Monday, 25 September 2017

Congregational worship

I've started attending early morning Sunday service at the local Anglican church--which follows the traditional Book of Common Prayer liturgy--including many of the hymns I learned by memory when I was a child.

Perhaps it is a sign of getting older that I am nostalgic about things from way back in the day. But at the same time, there is great musical beauty in many of the classic hymns, as well as deep theology which is sometimes lacking in "choruses" which tend to repeat the same few lines over and over rather than digging deeper and exploring the thoughts being presented.

It's also quite appealing to have music that is designed to be sung as a group rather than meant to be sung by "entertainers" (dare I say that?)--and which is often difficult for the average person to sing along with chorally. In fact, in this church no one "leads" the music, other than the pianist playing the tune. It allows the congregation to focus on the words and to listen to each other, really "joining together" in praise and worship.
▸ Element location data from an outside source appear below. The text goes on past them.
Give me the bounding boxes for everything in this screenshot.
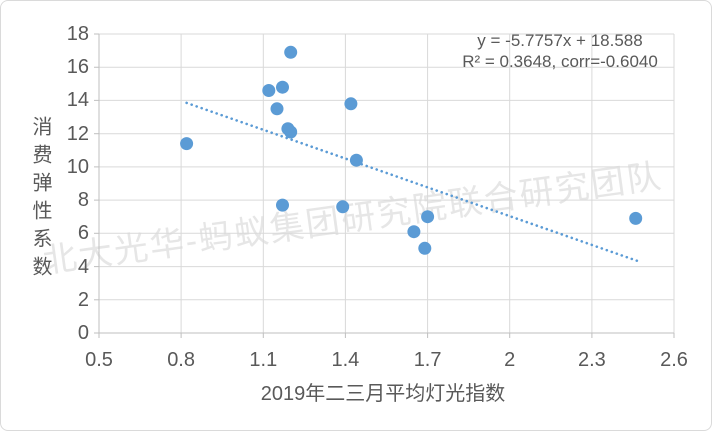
data-point: [276, 80, 289, 94]
y-tick-label: 6: [77, 222, 89, 245]
data-point: [336, 200, 350, 214]
y-tick-label: 10: [66, 155, 89, 178]
trendline-equation: y = -5.7757x + 18.588 R² = 0.3648, corr=…: [427, 30, 693, 72]
y-tick-label: 2: [77, 288, 89, 311]
y-tick-label: 8: [77, 189, 89, 212]
x-tick-label: 0.5: [85, 349, 113, 371]
x-tick-label: 1.1: [249, 349, 278, 371]
data-point: [284, 45, 298, 59]
y-tick-label: 12: [66, 122, 89, 145]
x-tick-label: 1.4: [331, 349, 360, 371]
y-axis-title: 消费弹性系数: [29, 116, 51, 284]
data-point: [262, 84, 276, 97]
equation-line: y = -5.7757x + 18.588: [477, 31, 643, 50]
data-point: [270, 102, 284, 116]
y-tick-label: 4: [77, 255, 89, 278]
data-point: [284, 125, 298, 139]
data-point: [180, 137, 194, 151]
x-axis-title: 2019年二三月平均灯光指数: [260, 383, 506, 405]
data-point: [276, 198, 289, 212]
correlation-line: R² = 0.3648, corr=-0.6040: [462, 52, 658, 71]
x-tick-label: 2.6: [660, 349, 688, 371]
y-tick-label: 16: [66, 56, 89, 79]
data-point: [629, 211, 643, 225]
x-tick-label: 0.8: [167, 349, 195, 371]
y-tick-label: 0: [77, 322, 89, 344]
data-point: [349, 153, 363, 167]
y-tick-label: 14: [66, 89, 89, 112]
data-point: [407, 225, 421, 239]
x-tick-label: 2: [504, 349, 516, 371]
trend-line: [185, 101, 643, 264]
data-point: [344, 97, 358, 111]
x-tick-label: 2.3: [577, 349, 606, 371]
data-point: [421, 210, 435, 224]
x-tick-label: 1.7: [413, 349, 442, 371]
data-point: [418, 241, 432, 255]
y-tick-label: 18: [66, 23, 89, 45]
There certainly isn't any "distraction" of watching the worship band or just letting the band do the singing.

In the 60 plus years I've attended services in a wide variety of churches, I've enjoyed nearly every kind of worship music I've encountered (except, I have to admit, when lyrics have been twisted awkwardly to fit modern sensibilities of gender and other issues. I understand the need to update lyrics in some cases, but does it really have to be done so awkwardly? Surely there are writers among the congregation who could rewrite lyrics--or write entirely new stanzas--that have better wording. Yes, end of rant). I understand the need to reach out to different age groups, too. But why can't we have a mixture of music styles so that people of all ages have an opportunity to worship together?

Even in these very traditional services I've been attending (and in which I'm decidedly "junior" in age!), with 3 hymns each service, while 2 are pretty traditional there is always at least 1 more modern piece. And the church offers two services, with the second offering more "youthful" music--not to mention regular jazz vespers services and other similar worship options. Some people attend all the services, which is pretty awesome I think.

I know that worship music can be a hot-button issue, and I'm not trying to start any arguments here. Each to his choice--but why oh why can't we find more ways to be in unity? Music is such a great opportunity to share and be generous. And anyway, worship music isn't meant to be about "getting my fix" or "making me feel good" after all. It's supposed to be about worshipping God, isn't it? Together?